Kitap Tanıtımı |
Birçok okur kendilerini anlatan kitapları sevmez. Çünkü aynaya bakmak her zaman keyifli değildir ve hayatı yansıtan kitaplar güzel taraflarımızı olduğu kadar çirkinliklerimizi de sergiler bizlere. Hüseyin Akın Geçmiş Günler Matinesi´nde bizi, hayatımızı bizim kılan o tanıdık saydığımız konulara, nesnelere ve yüzlere farklı bir biçimde ve daha yakından bakmaya çağırıyor. Şener Şen´den Gazanfer Özcan´a, Nubar Terziyan´dan Kadir Çöpdemir´e, Kemal Sunal´dan Cem Yılmaz´a uzanan geniş bir yelpazede Türk toplumunun ortak belleğinde yer tutmuş isimleri anlatan yazılar Geçmiş Günler Matinesi´nde bir araya geliyor.

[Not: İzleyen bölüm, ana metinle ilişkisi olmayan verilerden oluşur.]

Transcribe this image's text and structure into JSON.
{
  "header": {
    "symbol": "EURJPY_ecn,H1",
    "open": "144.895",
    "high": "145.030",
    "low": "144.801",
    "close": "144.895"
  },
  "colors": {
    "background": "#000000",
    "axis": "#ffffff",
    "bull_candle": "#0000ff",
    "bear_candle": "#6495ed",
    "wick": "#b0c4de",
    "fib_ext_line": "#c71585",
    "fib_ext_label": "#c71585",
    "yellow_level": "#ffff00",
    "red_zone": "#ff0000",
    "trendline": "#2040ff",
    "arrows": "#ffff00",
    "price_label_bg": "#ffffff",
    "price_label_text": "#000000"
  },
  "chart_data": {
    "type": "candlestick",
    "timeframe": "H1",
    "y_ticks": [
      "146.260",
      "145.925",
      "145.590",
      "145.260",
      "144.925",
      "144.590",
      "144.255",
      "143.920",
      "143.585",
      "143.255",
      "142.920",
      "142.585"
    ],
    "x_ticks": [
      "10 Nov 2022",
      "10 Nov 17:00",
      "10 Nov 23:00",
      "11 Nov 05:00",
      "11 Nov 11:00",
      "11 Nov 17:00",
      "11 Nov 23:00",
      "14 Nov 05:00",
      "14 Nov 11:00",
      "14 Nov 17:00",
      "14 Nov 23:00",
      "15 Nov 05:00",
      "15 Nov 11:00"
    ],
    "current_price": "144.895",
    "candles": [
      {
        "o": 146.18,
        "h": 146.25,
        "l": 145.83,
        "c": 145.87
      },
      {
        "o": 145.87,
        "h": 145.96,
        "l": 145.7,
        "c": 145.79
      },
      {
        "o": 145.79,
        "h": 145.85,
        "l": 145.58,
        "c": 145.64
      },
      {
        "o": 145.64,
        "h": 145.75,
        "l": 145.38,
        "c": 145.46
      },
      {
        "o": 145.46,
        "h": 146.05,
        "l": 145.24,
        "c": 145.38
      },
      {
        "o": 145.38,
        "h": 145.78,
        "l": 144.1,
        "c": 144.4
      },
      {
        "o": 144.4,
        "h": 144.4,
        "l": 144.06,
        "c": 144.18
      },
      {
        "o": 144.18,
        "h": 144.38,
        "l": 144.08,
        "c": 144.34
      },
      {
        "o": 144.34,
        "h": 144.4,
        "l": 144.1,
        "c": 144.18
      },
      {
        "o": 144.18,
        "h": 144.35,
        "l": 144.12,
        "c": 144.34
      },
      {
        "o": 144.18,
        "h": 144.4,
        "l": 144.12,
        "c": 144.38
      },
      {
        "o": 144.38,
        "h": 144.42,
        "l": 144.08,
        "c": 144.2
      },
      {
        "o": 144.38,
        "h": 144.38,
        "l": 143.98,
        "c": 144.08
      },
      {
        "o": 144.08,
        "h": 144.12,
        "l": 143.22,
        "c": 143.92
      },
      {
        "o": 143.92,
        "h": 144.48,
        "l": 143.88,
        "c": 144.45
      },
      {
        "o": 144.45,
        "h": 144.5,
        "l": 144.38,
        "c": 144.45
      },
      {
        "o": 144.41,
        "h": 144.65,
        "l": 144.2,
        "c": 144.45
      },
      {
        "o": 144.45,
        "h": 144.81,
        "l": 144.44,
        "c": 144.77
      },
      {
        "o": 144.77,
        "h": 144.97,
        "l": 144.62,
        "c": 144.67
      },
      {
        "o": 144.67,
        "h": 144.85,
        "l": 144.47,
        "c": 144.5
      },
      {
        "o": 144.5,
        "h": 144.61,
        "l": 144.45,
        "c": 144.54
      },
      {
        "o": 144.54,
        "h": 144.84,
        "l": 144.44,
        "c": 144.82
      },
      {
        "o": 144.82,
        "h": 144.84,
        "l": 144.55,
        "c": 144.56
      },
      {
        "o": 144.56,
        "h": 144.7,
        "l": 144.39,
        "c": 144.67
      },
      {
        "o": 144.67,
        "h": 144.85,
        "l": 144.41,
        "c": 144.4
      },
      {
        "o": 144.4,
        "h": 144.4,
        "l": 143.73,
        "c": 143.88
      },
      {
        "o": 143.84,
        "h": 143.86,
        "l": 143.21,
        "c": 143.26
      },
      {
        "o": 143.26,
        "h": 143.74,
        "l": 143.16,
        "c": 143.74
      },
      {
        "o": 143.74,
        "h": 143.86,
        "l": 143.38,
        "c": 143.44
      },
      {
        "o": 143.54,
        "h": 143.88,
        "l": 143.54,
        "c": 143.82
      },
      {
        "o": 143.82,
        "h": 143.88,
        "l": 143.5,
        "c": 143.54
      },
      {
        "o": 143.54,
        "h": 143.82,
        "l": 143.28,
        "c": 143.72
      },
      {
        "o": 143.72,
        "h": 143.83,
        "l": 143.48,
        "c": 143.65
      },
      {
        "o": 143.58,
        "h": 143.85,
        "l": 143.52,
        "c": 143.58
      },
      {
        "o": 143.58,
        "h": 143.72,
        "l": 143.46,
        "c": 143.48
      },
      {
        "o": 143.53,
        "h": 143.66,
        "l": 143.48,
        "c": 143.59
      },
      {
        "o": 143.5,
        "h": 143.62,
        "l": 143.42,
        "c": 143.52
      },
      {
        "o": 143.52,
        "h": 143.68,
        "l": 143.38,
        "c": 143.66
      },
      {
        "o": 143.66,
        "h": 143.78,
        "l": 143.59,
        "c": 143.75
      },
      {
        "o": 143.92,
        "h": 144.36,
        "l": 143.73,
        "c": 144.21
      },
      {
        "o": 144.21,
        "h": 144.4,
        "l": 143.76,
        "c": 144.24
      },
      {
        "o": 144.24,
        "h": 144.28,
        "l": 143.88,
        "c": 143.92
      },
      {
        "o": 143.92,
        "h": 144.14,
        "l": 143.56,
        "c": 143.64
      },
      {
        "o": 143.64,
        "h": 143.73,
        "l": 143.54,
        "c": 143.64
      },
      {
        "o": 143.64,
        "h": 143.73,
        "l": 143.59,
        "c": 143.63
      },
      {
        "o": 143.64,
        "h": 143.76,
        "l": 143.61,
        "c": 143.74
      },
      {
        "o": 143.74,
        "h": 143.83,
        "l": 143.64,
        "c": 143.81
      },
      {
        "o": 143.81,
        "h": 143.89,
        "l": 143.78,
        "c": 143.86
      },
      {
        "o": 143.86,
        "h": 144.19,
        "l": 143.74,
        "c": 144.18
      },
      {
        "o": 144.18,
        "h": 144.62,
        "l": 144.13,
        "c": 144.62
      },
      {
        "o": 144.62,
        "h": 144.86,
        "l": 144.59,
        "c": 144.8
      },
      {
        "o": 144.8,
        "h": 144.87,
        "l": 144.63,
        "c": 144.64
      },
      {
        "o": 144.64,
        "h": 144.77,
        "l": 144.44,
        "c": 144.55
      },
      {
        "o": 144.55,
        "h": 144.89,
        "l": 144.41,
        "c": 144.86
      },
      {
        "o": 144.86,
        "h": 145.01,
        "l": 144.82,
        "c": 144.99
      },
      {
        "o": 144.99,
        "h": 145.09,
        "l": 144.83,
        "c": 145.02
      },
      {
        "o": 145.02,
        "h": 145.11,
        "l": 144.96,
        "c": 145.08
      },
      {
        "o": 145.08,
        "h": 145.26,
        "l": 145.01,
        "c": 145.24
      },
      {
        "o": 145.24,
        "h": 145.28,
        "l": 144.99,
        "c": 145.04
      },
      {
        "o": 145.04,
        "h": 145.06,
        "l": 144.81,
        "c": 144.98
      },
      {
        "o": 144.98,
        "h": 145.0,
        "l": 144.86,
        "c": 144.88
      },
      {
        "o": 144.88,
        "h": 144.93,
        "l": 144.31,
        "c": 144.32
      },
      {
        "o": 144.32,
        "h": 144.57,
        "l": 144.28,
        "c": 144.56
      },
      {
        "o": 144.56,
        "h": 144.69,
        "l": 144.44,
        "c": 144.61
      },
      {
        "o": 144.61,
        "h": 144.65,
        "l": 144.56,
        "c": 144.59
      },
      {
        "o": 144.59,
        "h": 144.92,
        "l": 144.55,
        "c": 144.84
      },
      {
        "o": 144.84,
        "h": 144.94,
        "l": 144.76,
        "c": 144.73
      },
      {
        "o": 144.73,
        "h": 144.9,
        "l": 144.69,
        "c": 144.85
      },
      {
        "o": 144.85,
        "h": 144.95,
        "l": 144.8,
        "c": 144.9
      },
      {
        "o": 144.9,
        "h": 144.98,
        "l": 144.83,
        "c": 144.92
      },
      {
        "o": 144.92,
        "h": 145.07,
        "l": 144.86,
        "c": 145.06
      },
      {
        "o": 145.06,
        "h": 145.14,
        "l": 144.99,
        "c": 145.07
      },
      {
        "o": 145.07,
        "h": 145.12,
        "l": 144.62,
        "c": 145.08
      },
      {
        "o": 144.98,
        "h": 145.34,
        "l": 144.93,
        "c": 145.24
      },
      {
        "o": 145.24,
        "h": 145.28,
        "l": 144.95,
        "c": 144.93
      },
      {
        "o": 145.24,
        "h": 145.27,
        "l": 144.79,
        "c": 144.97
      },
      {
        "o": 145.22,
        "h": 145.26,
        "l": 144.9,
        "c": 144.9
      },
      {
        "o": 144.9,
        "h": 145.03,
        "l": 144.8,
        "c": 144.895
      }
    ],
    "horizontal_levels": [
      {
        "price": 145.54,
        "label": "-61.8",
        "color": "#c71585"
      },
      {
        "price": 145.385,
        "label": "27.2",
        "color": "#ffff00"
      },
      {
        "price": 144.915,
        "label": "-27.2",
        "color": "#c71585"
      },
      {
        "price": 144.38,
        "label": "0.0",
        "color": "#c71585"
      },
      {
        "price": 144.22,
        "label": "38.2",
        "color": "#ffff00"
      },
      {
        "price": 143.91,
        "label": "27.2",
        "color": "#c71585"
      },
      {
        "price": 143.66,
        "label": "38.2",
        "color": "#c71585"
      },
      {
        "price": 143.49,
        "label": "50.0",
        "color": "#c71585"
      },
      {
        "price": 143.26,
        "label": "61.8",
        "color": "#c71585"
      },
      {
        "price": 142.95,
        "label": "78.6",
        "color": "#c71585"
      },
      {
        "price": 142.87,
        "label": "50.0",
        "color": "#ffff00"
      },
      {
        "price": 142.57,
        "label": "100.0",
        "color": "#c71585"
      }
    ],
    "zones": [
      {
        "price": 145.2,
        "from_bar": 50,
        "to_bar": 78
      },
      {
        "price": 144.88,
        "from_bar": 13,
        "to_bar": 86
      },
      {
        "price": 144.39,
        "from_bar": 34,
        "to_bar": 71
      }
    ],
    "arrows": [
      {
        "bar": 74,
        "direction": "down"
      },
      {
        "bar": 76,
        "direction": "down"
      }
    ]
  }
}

Hüseyin Akın, politikadan ve yaz sıcağından bunalanlar için keyifli bir okuma seçeneği sunuyor.
Ben, yazılarımla ancak "suare" izletecek bir yaşa geldim. Fakat, işyerimin kapısına "geleceğim" yazılı bir karton asıp, bu kitapta sunulan matineyi izleyeceğim.
-Hüsrev Hatemi
"Hüseyin Akın, öncelikle şair. Belki de bundan, bütün şair-denemeciler gibi iyi bir denemeci. Şairin denemeciliği öyledir; çıplak değildir şairlerin düzyazıları, şiirle giydirilmişlerdir. Düz çizgi halindeki raylar üzerinde bir tren imgesiyle ilerlediğinizi sanırken, bir bakarsınız bulutları dağıtan bir şiir rüzgârı imgesiyle buluşmuşsunuz. Cemal Süreya´nın demesiyle "bay düzyazı" ile "şiir hanım"ı birleştiren bir biçemi var onun. Hangi konuyu işlerse işlesin, okuyanın kafasına olduğu kadar kalbine de işlemeyi gözeten bir yaklaşımla yazan Akın ironiyi bir biçem öğesine dönüştürmektedir."
-Baki Ayhan T.
Kitapta ilk dikkat çeken şey, yazıların su gibi akıp gitmesi. Okurken, sıkılmak nedir bilmiyorsunuz. Orijinal fikirler, parlak düşünceler, gerekli bilgiler
Hepsi mevcut. Hüseyin Akın, bizlere, sadece neyi kaybettiğimizi değil, nasıl kaybettiğimizi de hatırlatıyor. Hüseyin Akın, bazı şeylerin altını çizdiği gibi, bazı şeylerin de üstünü çiziyor. ´Tecrübe´ dedikleri bu olsa gerek."